Le Dr Carl WILLEM a ensuite insisté sur l’importance de s’assurer de son état médical, de se soumettre aux contrôles et de savoir renoncer afin d’éviter les drames. En apnée il ne faut pas plonger seul afin d’avoir la possibilité de se faire assister en cas de syncope survenant entre 10m et la surface. Les accidents d’apnée peuvent survenir même à relative faible profondeur, un exemple de pompier en bonne condition, étudiant, descendu à 20m et qui a fait un oedeme d’immersion (sang dans les poumons) nous a été présenté. Sur ce cas il y avait des conditions moins bonnes que d’habitude et une garde de nuit qui pourraient expliquer cela… Une chose à toujours garder en tête, il n’y a pas de petite plongée! Pour descendre en apnée et même en plongée bouteille il est bon de travailler sa souplesse thoracique. C’est un facteur de prévention des oedèmes efficace L’aspect psychologique est un facteur à ne pas oublier, c’est ce qui a été martelé en continu et qu’il ne faudra jamais cesser de répéter. Il est important d’apprivoiser la profondeur et de ne pas aller trop rapidement trop profond.

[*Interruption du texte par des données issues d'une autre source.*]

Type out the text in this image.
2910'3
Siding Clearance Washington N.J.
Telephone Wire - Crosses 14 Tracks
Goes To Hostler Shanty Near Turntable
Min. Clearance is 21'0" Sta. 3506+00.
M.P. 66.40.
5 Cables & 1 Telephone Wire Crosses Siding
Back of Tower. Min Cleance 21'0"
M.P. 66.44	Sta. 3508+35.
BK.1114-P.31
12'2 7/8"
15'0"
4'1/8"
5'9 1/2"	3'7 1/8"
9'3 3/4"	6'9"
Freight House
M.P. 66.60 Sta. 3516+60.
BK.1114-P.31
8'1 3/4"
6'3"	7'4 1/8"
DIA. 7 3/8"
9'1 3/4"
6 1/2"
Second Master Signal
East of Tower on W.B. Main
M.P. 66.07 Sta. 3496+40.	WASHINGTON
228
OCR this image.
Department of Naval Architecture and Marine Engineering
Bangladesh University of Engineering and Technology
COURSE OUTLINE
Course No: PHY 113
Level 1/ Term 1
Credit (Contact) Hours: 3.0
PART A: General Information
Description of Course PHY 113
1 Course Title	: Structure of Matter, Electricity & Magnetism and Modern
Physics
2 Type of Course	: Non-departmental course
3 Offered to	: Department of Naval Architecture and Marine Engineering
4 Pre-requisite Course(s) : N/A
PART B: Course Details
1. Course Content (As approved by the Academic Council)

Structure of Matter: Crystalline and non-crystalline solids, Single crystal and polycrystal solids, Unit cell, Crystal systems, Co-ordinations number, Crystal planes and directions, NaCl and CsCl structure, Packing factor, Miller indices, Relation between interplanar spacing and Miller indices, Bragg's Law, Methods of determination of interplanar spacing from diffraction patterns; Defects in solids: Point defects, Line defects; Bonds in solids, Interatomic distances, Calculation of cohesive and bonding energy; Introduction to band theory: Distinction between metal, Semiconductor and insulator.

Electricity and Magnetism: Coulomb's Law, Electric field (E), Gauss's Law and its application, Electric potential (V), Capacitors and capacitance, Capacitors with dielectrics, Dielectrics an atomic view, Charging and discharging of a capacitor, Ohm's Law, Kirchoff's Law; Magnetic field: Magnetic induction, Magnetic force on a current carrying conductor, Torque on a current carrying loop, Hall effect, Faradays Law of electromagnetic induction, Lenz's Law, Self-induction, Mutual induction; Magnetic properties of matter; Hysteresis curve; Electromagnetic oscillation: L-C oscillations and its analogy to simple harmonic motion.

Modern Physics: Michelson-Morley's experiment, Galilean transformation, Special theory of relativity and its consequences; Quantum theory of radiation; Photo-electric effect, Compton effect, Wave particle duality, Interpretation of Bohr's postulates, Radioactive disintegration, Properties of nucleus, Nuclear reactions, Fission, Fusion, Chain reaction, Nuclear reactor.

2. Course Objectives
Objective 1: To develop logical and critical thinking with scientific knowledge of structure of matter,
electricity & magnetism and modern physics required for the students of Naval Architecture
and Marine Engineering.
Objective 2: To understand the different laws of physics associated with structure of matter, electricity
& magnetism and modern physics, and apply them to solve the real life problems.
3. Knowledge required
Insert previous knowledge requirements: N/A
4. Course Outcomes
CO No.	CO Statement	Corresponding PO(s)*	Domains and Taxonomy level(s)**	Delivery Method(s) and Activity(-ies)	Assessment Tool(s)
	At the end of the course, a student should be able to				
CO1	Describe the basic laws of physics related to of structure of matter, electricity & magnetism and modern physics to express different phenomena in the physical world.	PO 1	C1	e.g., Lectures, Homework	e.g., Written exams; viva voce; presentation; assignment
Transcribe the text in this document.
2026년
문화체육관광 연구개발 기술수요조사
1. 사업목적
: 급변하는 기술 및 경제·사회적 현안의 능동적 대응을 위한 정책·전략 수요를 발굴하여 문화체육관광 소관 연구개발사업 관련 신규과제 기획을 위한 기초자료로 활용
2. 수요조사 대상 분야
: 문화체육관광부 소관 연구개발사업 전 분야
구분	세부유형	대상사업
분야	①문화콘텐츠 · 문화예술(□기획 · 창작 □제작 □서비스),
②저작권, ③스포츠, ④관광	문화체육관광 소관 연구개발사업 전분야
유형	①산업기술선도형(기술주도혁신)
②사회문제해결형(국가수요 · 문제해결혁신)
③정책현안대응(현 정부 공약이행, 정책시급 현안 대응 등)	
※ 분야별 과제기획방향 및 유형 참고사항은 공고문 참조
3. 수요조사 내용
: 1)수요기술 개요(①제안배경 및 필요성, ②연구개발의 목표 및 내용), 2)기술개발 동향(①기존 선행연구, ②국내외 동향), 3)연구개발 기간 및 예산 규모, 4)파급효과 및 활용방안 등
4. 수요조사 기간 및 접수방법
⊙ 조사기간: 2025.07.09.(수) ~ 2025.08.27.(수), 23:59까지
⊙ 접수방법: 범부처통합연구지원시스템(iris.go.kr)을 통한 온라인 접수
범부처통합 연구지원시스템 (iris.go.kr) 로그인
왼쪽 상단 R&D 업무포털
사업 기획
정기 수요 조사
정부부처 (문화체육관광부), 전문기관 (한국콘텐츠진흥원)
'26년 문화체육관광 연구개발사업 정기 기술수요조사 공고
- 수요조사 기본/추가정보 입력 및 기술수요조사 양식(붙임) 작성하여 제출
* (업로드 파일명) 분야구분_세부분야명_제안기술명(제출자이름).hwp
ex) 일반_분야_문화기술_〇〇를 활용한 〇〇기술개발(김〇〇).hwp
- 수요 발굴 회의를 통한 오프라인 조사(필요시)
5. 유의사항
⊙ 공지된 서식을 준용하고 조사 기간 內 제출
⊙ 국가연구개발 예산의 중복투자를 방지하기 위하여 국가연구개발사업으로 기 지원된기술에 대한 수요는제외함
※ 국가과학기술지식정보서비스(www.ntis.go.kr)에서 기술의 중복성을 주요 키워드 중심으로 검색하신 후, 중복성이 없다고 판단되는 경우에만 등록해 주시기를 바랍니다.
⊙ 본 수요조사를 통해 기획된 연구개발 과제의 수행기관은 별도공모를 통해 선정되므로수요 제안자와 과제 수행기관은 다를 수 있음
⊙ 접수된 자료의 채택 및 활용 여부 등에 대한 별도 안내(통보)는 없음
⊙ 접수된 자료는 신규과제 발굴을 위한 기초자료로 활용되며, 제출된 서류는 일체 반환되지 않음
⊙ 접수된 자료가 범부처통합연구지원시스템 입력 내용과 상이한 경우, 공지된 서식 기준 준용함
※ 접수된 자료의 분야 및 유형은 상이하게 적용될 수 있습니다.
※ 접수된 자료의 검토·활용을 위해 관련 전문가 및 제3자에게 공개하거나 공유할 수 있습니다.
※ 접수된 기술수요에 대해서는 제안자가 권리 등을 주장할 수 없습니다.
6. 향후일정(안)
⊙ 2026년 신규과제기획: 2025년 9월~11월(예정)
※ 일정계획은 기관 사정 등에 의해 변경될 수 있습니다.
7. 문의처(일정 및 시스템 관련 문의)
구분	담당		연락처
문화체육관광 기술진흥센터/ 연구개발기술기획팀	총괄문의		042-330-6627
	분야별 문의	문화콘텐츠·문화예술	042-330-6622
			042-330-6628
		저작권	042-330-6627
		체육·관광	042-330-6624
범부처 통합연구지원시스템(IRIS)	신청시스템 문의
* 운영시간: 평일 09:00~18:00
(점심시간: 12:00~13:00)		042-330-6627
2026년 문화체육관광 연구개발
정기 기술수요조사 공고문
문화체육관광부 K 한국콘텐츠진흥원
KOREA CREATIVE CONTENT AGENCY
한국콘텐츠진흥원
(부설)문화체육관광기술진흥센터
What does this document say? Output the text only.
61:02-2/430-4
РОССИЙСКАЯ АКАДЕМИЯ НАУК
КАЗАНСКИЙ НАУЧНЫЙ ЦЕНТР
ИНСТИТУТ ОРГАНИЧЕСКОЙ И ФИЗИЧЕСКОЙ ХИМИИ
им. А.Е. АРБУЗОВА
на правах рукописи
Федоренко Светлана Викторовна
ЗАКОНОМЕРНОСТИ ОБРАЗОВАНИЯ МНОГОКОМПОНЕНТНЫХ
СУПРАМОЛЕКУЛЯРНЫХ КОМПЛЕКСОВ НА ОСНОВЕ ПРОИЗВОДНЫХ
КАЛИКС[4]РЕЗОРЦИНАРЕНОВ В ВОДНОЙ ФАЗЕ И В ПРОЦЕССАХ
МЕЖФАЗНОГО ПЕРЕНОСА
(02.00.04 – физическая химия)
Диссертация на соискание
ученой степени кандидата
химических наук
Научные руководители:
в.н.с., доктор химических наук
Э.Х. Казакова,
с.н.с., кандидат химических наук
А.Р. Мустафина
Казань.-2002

“Soyez patients et reposez-vous avant vos plongées.” Lors d’un discours passionnant de Claude CHAPPUIS

La matinée s’est alors achevée par une visite facultative du service de médecine hyperbare local.

Votre humble reporter,

Brice MASI

Image: FFESSM

Photos: Axel BARBAUD

4 Comments

  1. L’après midi a surtout été consacré à parler du sport sur prescription médicale !
    Oui, maintenant, les activités sportives peuvent être préscrites par un médecin (spécialiste ou généraliste) afin de favoriser une remise en forme après traitement/accident ou tout simplement pour maintenir un état général.
    La plongée-bouteilles, l’apnée, la nage avec palmes etc. apportent sérenité et bien-être, tout en favorisant des fonctionnements musculaires en situation… agréable 🙂

    La FFESSM tente de faire péréniser les découvertes ainsi prescrites, en diversifiant les activités proposées : n’oublions pas que si l’on ne fait pas l’activité sportive pendant trop longtemps, l’état redevient comme avant le début de pratique…

  2. Merci pour ce beau résumé de notre 1er RV. Je vous annonce que le 2ème RV est déjà en cours de préparation et deviendra international…
    Dr Carl WILLEM

  3. Hello Brice,
    Merci pour cet article très intéressant !
    Un petit contresens à signaler dans l’expression rapportée de Thomas Bouchard, l’expression originale étant : “L’objectif c’est d’augmenter le nombre d’espaces vides dans le barillet” :-).
    Bravo à Carl Willem aussi pour ses talents d’organisateurs et cette journée passionnante.